At its December 21, 2010 board meeting, FASB tentatively decided not to allow exceptions for nonpublic entities to the fair value principles and concepts applicable to the measurement of fair value in the amendments to Topic 820, Fair Value Measurements and Disclosures. The amendments will require nonpublic entities to disclose the following:
- The current use when a nonfinancial asset is measured subsequently at fair value and the highest and best use of the asset differs from its current use as well as the reasons why the asset is being used in a manner that differs from its highest and best use. The Boards also tentatively decided to require that disclosure only when the asset is recognized at fair value in the statement of financial position, not when the fair value is disclosed.
- For assets and liabilities categorized within Level 3 of the fair value hierarchy that are measured at fair value in the statement of financial position on a recurring basis after initial recognition:
- A quantitative disclosure of the unobservable inputs and assumptions used in the measurement
- A description of the valuation processes in place.
Nonpublic entities will not be required to disclose the following:
- The level in which a fair value measurement would be categorized within the fair value hierarchy for assets and liabilities not recognized at fair value but for which disclosure of fair value is required
- Transfers between Levels 1 and 2 of the fair value hierarchy
- A qualitative discussion about the sensitivity of a Level 3 fair value measurement to changes in unobservable inputs and any inter-relationships between those inputs that magnify or mitigate the effect on the measurement.

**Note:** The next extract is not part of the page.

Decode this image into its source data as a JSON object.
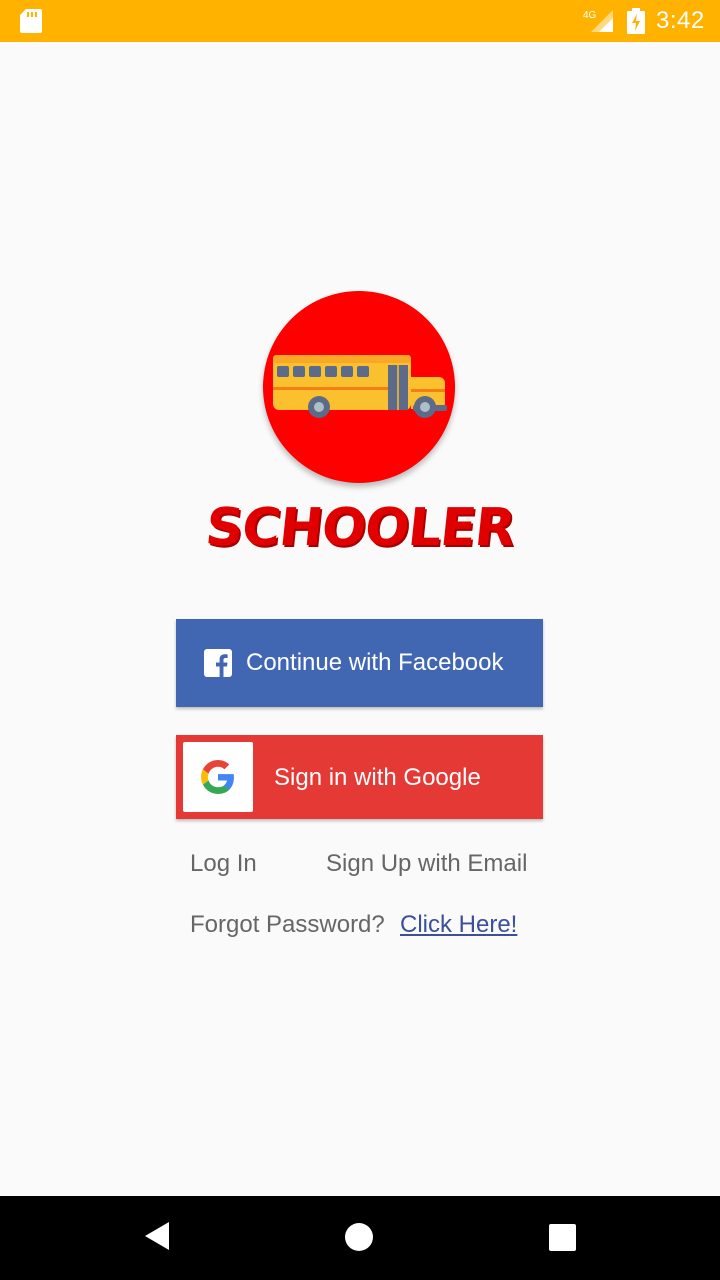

“Obviously FASB has concluded to NOT make a major move toward private company GAAP, at least as it relates to this topic,” says Christine Baker (ParenteBeard). She adds:
Business appraisers can provide significant assistance to private company issuers as well as their audit team colleagues by identifying the unobservable inputs in Level 3 analyses, consulting regarding the ‘quantitative disclosure,’ and/or pointing to auditable data sources supporting unobservable inputs. In particular, business appraisers use data sources and publications in their routine daily work that auditors, and quite possibly management preparing the Level 3 analyses, are not aware of. Not only can appraisers identify these sources, but also confirm the pervasive use of such data sources in the valuation profession. These include not only transaction data but also credible industry and economic data, forecasts and so on that provide a backdrop for management projections which are inherently unobservable when prepared.